Back from… Kettner’s townhouse
Comme à la maison !
Parfois l’on rêve l’Angleterre et Londres avec, comme un nuage de lait dans un thé noir et un zeste de citron… à l’ancienne ! L’on s’imagine alors les parquets qui craquent, les rideaux en chintz, les cordelettes aux stores bateaux, les chainettes aux bouchons des baignoires sur pied, les napperons sur les tables d’acajou, les têtières sur des canapés capitonnés en Chesterfield ou en velours cramoisi, les plissés aux abat-jours, le gin au shaker et les cookies dans une boite en fer...
Soho House a fait de tout cela, dans la capitale anglaise comme ailleurs de par le monde, la base de son fonds de commerce sans qu’il ne vienne à se démoder. Au contraire, ce style anglais est devenu une référence incontournable et presque un gage de modernité pour la bande de créatifs que les clubs et maisons fondés par Nick Jones hébergent depuis près de 35 ans. La ligne maison baptisée Soho Home comme les ouvrages distillant cet art de vivre de « Eat Drink & Nap » à « Morning Noon Night » sont aujourd’hui considérés comme des « must have ». L’immense pari du Ned, l’année dernière, avec son penchant immodéré pour la nostalgie en plein coeur de la City, avait déjà laissé entrevoir ce que cette posture avait de moderne. La Kettner’s Townhouse, dont il est question aujourd’hui, confirme la tendance vintage et se promet au même succès.
Certes aujourd’hui, les bureaux vintage intègrent des minibars aussi invisibles qu'abondants, les armoires anciennes ne grincent plus et accueillent tout ce qui fait les plus beaux dressings jusqu’à la brosse anti-peluches sous housse logotée comme la ribambelle d’amenities encombrant des salles de bains offrant le nec plus ultra du confort, les fenêtres ne laissent plus passer l’air et filtrent le bruit du dehors (au point de ne plus s'ouvrir, dommage), les claviers des téléphones ne tournent plus dans le vide et une seule pression vient à bout de toutes les demandes tandis que les oreillers s’empilent au-delà de la raison.
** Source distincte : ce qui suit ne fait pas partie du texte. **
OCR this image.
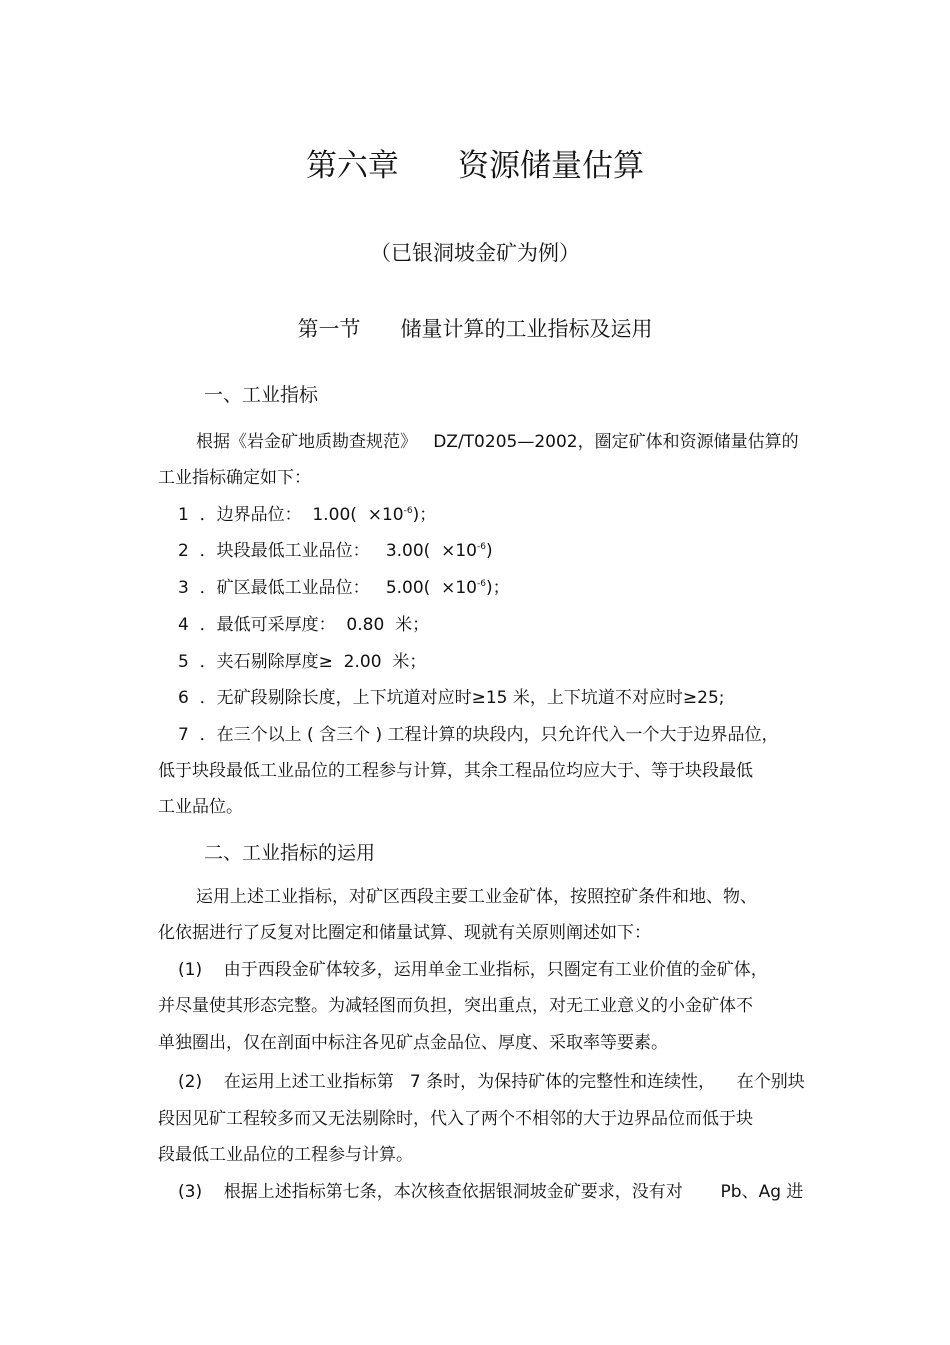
第六章      资源储量估算
（已银洞坡金矿为例）
第一节      储量计算的工业指标及运用
一、工业指标
根据《岩金矿地质勘查规范》   DZ/T0205—2002，圈定矿体和资源储量估算的
工业指标确定如下：
1  ．边界品位：  $1.00( \times 10^{-6})$；
2  ．块段最低工业品位：   $3.00( \times 10^{-6})$
3  ．矿区最低工业品位：   $5.00( \times 10^{-6})$；
4  ．最低可采厚度：  0.80  米；
5  ．夹石剔除厚度≥  2.00  米；
6  ．无矿段剔除长度，上下坑道对应时≥15 米，上下坑道不对应时≥25;
7  ．在三个以上 ( 含三个 ) 工程计算的块段内，只允许代入一个大于边界品位，
低于块段最低工业品位的工程参与计算，其余工程品位均应大于、等于块段最低
工业品位。
二、工业指标的运用
运用上述工业指标，对矿区西段主要工业金矿体，按照控矿条件和地、物、
化依据进行了反复对比圈定和储量试算、现就有关原则阐述如下：
(1)    由于西段金矿体较多，运用单金工业指标，只圈定有工业价值的金矿体，
并尽量使其形态完整。为减轻图而负担，突出重点，对无工业意义的小金矿体不
单独圈出，仅在剖面中标注各见矿点金品位、厚度、采取率等要素。
(2)    在运用上述工业指标第   7 条时，为保持矿体的完整性和连续性，    在个别块
段因见矿工程较多而又无法剔除时，代入了两个不相邻的大于边界品位而低于块
段最低工业品位的工程参与计算。
(3)    根据上述指标第七条，本次核查依据银洞坡金矿要求，没有对       Pb、Ag 进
Le progrès est passé par là, c’est sûr, mais c’est bien l’expérience qui, « always wins the days » comme on dit là-bas !
Soho House est passée maître dans l’art de distiller le plaisir sur tous les fronts et ce sans aucune faille. Les 33 chambres de cet ensemble, dont l’unique Jacobean Suite classée Grade II, ne font pas exception à la règle. La Kettner’s dont le cuisinier, dit-on, régalait autrefois l’Empereur Napoléon III et dont le succès ne s'est jamais démenti jusqu'à l'après-guerre vient de trouver une nouvelle jeunesse quelques 150 ans plus tard. Elle ne dépareille en rien de la Soho House originelle, là où toute l’histoire du groupe a commencé en 1995, également et superbement rénovée dans l’immeuble mitoyen de Greek Street. Comme sa grand sœur voisine elle a pour nouvelle ambition de régaler et d’amuser la crème de la crème créative de la ville, avec l'hébergement en plus à l'étage. La grande cuisine française est donc de retour à cette table où les appétits aiguisés et alignés en rang d’oignons sur les banquettes à fleurs sont comblés par des produits aussi à l’aise dans leur simplicité que leur exemplarité. On y retrouve avec plaisir la grande tradition du service en veste et en gants blancs, le beurre moulé, le citron en chemise comme le caviar ou la truffe en option sur tous les plats ou presque. L’un et l’autre s’harmonisent à merveille avec le champagne qui a ici un bar dédié et n’hésite pas, lui non plus, à paraître à la carte d’un petit-déjeuner au demeurant absolument remarquable, balançant avec le même allant entre tradition et modernité. Dire que Soho House maitrise son sujet est un doux euphémisme.
Vous aurez beau chercher ce qui aurait pu être oublié à l’un ou l’autre des étages de cette maison Georgienne dont on aime rien tant qu’arpenter les escaliers et couloirs moquettés ou prendre soin de ne pas laisser claquer les portes pour ne pas gêner son voisin, vous ne trouverez pas ! Opter pour Kettner’s Townhouse, c’est faire le choix de la maison, marquer sa préférence pour l’intime et savoir faire preuve de civilité à l’instar des équipes comme toujours formidablement castées et qui forment les membres certes cosmopolites d’une même famille à laquelle on se sent appartenir après quelques heures et qu’on peine à quitter au moment du départ. Malgré son absence de spa ou de salle de sport, la Kettner’s, comme on l’appelle déjà, sait se rendre attachante pour ne pas dire incontournable pour quiconque voudrait se sentir comme chez soi et expérimenter un cœur de Londres toujours aussi festif et romantique.